Au soutien de sa demande de suspension de l’exécution de la décision litigieuse, Mme B… se borne à faire valoir que la décision en litige la place dans l’impossibilité de bénéficier des prestations de la caisse d’allocations familiales et de travailler pour subvenir aux besoins de son fils, alors que son père, dont elle est divorcée depuis 2021, a été déclaré en état d’impécuniosité. Il résulte toutefois des propres déclarations de Mme B… qu’elle est entrée en France en décembre 2020 et s’y est maintenue irrégulièrement plus de quatre années avant de présenter une demande de titre de séjour, sans apporter la moindre justification de nature à établir qu’elle en aurait été empêchée par son époux, alors qu’il résulte au demeurant des termes d’un arrêt de la cour d’appel de Grenoble du 14 janvier 2025 que les versions des anciens époux diffèrent sensiblement quant à la domiciliation réelle de Mme B… au cours de ses trois premières années de présence en France.

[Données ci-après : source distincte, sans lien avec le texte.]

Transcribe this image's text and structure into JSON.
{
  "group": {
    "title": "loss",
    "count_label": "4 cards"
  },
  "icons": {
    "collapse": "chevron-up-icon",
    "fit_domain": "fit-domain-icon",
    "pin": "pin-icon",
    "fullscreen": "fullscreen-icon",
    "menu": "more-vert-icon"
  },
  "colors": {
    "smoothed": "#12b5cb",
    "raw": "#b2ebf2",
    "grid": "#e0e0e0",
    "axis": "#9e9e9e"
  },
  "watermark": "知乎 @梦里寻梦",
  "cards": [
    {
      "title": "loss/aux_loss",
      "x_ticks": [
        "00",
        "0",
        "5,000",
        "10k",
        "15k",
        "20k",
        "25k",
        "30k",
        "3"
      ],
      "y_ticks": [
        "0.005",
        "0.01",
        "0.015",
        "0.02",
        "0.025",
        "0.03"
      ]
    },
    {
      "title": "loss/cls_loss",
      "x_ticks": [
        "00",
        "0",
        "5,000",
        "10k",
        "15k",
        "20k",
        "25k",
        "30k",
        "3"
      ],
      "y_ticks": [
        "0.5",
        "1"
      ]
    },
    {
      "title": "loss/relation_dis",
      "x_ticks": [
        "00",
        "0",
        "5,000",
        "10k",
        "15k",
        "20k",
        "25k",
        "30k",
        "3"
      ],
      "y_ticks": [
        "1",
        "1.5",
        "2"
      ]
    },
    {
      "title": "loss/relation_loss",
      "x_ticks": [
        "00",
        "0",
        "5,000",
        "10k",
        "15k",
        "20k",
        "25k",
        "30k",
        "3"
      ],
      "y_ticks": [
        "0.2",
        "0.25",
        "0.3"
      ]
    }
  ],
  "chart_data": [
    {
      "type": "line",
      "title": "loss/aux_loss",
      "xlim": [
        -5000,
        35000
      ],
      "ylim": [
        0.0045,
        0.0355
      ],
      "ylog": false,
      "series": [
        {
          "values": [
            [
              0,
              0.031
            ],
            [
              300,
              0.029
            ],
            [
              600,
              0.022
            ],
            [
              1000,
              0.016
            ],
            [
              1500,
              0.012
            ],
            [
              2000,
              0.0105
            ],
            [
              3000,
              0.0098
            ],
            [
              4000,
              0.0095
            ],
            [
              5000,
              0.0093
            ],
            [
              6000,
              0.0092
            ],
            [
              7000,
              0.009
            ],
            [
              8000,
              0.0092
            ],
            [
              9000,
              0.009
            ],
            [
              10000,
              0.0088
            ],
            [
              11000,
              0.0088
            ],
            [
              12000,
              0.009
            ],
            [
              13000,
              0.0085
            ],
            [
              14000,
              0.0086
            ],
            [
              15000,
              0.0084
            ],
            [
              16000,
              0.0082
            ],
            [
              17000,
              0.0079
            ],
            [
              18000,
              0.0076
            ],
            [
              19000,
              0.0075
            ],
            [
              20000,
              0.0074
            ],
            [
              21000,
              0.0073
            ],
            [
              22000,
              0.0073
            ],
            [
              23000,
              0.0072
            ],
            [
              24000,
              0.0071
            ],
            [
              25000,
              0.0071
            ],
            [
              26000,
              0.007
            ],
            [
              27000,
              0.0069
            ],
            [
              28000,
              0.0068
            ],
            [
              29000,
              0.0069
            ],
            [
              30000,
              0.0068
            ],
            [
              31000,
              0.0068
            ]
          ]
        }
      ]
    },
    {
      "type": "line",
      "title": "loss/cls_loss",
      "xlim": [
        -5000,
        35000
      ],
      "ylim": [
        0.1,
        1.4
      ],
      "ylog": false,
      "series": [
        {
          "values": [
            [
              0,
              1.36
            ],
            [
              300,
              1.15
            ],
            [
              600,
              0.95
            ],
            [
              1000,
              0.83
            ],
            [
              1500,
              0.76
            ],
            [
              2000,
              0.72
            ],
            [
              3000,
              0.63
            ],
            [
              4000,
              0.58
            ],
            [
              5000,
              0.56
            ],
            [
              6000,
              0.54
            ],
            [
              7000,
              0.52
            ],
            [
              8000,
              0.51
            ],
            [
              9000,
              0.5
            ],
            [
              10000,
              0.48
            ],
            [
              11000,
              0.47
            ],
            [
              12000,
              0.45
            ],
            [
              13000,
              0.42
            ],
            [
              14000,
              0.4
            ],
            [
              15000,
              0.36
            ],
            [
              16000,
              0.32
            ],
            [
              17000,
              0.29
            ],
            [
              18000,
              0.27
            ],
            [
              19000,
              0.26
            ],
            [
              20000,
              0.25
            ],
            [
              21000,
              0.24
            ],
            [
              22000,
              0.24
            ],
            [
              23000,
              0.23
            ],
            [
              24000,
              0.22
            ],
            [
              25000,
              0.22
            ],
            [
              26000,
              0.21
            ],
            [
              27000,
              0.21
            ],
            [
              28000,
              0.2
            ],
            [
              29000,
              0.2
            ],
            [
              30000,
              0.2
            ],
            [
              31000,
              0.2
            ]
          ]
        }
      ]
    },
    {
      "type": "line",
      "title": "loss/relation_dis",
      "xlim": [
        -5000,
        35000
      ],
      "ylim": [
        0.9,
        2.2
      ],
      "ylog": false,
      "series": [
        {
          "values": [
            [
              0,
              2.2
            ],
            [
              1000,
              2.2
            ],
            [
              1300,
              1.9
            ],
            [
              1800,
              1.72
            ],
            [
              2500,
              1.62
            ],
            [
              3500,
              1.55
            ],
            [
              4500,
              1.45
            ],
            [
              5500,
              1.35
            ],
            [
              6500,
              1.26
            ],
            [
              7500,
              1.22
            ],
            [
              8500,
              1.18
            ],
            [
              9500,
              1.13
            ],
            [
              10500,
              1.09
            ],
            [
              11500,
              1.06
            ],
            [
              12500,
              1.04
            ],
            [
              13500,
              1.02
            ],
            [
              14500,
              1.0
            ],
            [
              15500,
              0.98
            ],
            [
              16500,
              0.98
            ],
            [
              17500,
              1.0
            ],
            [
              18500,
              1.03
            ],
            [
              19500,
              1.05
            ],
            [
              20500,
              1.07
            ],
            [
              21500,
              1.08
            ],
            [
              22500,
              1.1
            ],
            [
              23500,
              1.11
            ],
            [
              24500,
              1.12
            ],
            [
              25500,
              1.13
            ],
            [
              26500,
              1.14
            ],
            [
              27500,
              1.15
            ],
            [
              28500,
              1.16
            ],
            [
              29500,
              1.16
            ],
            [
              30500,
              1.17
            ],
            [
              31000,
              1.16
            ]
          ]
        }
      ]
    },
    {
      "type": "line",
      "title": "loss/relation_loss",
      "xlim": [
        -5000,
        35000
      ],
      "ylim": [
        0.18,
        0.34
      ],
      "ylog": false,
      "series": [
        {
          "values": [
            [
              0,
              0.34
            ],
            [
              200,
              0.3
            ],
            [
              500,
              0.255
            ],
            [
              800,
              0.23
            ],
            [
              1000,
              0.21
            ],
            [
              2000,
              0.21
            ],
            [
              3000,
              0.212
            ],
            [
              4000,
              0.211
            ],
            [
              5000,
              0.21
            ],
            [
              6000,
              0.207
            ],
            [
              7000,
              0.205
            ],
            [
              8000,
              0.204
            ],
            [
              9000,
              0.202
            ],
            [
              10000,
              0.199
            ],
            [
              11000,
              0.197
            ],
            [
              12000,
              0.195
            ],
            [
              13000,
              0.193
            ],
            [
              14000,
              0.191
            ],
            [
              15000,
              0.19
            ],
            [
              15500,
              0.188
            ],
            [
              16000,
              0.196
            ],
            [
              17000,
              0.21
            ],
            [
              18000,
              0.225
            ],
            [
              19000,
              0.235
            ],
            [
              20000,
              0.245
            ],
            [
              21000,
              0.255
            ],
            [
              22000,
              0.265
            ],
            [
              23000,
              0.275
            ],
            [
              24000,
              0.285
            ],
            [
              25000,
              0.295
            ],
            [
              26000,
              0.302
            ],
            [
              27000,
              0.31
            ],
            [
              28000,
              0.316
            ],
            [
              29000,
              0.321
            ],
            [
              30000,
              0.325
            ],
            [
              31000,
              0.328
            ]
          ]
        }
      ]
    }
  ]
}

Dans ces conditions, la décision implicite attaquée ne modifie pas substantiellement la situation d’irrégularité de séjour dans laquelle s’est elle-même durablement placée la requérante, laquelle, par ailleurs, ne peut utilement se prévaloir, pour caractériser l’urgence, de la circonstance qu’elle ne pourrait percevoir de prestations familiales et ne justifie d’aucune perspective précise d’embauche. Si elle se prévaut également des violences conjugales ayant justifié qu’elle bénéficie d’une ordonnance de protection à l’encontre de son ancien conjoint, elle indique ne plus résider au domicile de ce dernier, de sorte que cette circonstance, si elle est éventuellement susceptible d’avoir une incidence sur le bien-fondé de la décision attaquée, n’est pas, par elle-même, de nature à caractériser en l’espèce une atteinte grave et immédiate qui serait portée à sa situation par le refus implicite de séjour en litige. Par suite, Mme B… ne démontre pas l’existence d’une situation d’urgence nécessitant l’intervention à bref délai de mesures provisoires. Ainsi, il y a lieu de faire application de l’article L. 522-3 du code de justice administrative et de rejeter la requête.
O R D O N N E :
Article 1er : Mme B… est admise provisoirement au bénéfice de l’aide juridictionnelle.
Article 2 : La requête de Mme B… est rejetée.
Article 3 : La présente ordonnance sera notifiée à Mme A… B….
Fait à Grenoble, le 6 janvier 2026.
La juge des référés,
M. LE FRAPPER
La République mande et ordonne au ministre de l’intérieur en ce qui le concerne ou à tous commissaires de justice à ce requis en ce qui concerne les voies de droit commun contre les parties privées, de pourvoir à l’exécution de la présente décision.